Need help understanding memory allocations in this code

dan-cooke · October 10, 2024, 5:34pm

Hi all,

I’m just learning elixir for fun , and I would love to understand a little bit more about the memory allocations that are made during the following code snippet taken from the Mix OTP tutorial:

defp loop_acceptor(socket) do
  {:ok, client} = :gen_tcp.accept(socket)
  {:ok, pid} = Task.Supervisor.start_child(KVServer.TaskSupervisor, fn -> serve(client) end)
  :ok = :gen_tcp.controlling_process(client, pid)
  loop_acceptor(socket)
end

Heres what I am thinking so far:

loop_acceptor function is called and socket is placed onto the stack for this function call
:gen_tcp.accept(socket) is called which creates a socket resource called client, this is currently owned by the process that called loop_acceptor
Task.Supervisor.start_child is called, the anon function creates a closure which captures the serve function and the client.

Thats where I get stuck.

Does this closure which runs in a new process result in the variables it captures being “copied” into the new process heap/stack?
If so… how is it possible to “copy” a resource like a socket without creating multiple OS sockets for the same connection?
As the serve function belongs to the surrounding KVServer module does this mean that the supervised task gets a copy of the KVServer module too?

If anyone has any good documentation to learn more about BEAM memory, or perhaps some tips on how I can debug these allocations myself.

I’m very green with BEAM

Any help is greatly appreciated, thanks!

derek-zhou · October 10, 2024, 6:04pm

The authoritative source of BEAM internal is the Beam book:

https://blog.stenmans.org/theBeamBook/

It really depends on how deep you want to go. From the 10,000 foot above, you can consider all values are allocated on the per-process heap and are immutable. So there will not be cyclic references, GC is straight forward, and closure is easy to implement.

Of cause there are exceptions, but the native code hide the ugly parts and maintain the happy illusion.

al2o3cr · October 10, 2024, 10:31pm

#1: yes, the closure captures its environment. Rebinding client after the call to Task.Supervisor.start_child won’t change the value the child process sees.

#2: the thing that’s returned from :gen_tcp.accept is usually a “port”; short short version it’s a way to name the thing that’s actually holding the OS socket.

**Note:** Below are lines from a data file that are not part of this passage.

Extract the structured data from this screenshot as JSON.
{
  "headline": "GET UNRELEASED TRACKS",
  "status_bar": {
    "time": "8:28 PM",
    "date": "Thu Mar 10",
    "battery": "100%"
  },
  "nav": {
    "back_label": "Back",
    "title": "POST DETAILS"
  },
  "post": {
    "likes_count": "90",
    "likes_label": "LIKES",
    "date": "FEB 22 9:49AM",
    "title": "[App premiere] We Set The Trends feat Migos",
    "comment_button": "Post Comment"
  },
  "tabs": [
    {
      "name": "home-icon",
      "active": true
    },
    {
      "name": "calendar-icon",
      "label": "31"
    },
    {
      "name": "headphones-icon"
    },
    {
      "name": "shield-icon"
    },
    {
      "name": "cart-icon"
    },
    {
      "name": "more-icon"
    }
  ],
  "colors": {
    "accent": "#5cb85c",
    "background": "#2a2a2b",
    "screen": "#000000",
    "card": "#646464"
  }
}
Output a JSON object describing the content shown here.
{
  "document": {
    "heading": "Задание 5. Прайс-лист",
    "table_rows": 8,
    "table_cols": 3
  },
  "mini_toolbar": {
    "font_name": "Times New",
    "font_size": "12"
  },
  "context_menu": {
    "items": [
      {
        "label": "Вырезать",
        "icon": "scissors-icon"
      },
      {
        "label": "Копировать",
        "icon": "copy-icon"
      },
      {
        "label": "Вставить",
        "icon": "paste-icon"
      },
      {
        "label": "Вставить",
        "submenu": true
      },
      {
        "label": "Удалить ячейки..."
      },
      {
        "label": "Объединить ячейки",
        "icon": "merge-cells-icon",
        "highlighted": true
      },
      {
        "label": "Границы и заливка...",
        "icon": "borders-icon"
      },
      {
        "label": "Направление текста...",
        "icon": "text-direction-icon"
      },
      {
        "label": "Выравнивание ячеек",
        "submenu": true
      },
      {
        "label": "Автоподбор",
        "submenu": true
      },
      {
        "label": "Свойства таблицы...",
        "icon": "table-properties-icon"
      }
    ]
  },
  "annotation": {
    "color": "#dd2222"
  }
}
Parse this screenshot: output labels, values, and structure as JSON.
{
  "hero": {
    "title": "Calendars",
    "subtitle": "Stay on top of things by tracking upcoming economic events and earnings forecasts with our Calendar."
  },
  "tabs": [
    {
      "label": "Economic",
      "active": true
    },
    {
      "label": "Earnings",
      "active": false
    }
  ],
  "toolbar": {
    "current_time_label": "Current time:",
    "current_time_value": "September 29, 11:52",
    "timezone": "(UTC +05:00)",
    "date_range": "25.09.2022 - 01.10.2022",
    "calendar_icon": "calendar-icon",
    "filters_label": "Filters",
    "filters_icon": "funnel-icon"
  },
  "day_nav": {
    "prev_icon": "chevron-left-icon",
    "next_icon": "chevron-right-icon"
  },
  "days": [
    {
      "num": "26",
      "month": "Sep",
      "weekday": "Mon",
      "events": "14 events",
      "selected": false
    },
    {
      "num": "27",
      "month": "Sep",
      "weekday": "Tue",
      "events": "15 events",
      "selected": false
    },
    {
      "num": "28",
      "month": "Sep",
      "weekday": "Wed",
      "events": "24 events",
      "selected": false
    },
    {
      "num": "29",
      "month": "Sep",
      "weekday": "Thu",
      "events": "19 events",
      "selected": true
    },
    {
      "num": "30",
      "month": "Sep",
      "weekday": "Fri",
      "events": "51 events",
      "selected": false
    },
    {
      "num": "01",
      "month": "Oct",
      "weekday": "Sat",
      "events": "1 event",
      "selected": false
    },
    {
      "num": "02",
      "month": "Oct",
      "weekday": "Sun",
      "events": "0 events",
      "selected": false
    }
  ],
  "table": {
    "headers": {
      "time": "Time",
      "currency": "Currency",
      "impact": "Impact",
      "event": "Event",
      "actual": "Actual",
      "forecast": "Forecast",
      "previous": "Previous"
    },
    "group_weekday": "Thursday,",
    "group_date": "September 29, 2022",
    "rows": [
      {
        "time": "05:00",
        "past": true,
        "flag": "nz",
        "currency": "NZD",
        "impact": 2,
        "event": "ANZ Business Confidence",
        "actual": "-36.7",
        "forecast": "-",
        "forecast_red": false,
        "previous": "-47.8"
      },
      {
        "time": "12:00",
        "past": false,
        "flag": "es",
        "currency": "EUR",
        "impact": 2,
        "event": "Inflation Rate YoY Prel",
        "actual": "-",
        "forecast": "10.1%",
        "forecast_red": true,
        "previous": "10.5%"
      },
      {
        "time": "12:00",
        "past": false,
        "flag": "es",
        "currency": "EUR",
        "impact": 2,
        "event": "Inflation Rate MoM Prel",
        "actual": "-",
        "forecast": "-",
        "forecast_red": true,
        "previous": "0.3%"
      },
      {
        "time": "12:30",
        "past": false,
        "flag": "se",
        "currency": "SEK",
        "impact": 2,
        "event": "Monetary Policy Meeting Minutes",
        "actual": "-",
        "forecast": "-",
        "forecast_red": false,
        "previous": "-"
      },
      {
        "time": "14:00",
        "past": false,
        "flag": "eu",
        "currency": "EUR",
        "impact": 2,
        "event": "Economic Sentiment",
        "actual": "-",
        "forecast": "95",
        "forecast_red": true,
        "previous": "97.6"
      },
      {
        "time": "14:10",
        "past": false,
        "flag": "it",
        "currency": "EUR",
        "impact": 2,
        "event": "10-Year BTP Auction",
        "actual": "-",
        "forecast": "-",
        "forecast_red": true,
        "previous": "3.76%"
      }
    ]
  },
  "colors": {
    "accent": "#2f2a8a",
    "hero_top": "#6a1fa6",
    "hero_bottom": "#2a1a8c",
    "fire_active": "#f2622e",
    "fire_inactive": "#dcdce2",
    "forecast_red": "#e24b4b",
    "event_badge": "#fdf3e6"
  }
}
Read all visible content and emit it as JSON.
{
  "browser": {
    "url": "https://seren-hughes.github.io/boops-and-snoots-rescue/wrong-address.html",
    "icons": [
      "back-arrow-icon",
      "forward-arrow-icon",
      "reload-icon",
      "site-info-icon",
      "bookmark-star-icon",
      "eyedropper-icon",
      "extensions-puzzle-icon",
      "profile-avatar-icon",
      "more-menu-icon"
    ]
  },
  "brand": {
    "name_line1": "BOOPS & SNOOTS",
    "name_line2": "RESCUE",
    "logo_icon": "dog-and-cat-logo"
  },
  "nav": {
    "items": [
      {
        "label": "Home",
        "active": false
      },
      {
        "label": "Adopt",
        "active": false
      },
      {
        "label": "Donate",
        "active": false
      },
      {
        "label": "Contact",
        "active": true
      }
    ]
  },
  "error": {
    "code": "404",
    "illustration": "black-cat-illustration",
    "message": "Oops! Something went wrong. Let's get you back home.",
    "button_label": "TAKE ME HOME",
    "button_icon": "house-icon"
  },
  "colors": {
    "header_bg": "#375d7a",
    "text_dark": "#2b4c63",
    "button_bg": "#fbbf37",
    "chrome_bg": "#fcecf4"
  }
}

Calling controlling_process tells the port that it should send messages etc to the newly-started task instead of the process that originally called :gen_tcp.accept.

#3: there’s no state attached to the module KVServer, so asking whether there’s a second “copy” of it isn’t particularly meaningful. There’s some very tricky corner-cases around hot-code reloading that make calling serve(client) different from calling KVServer.serve(client) (even from inside a function defined in KVServer!) but most people will never encounter them.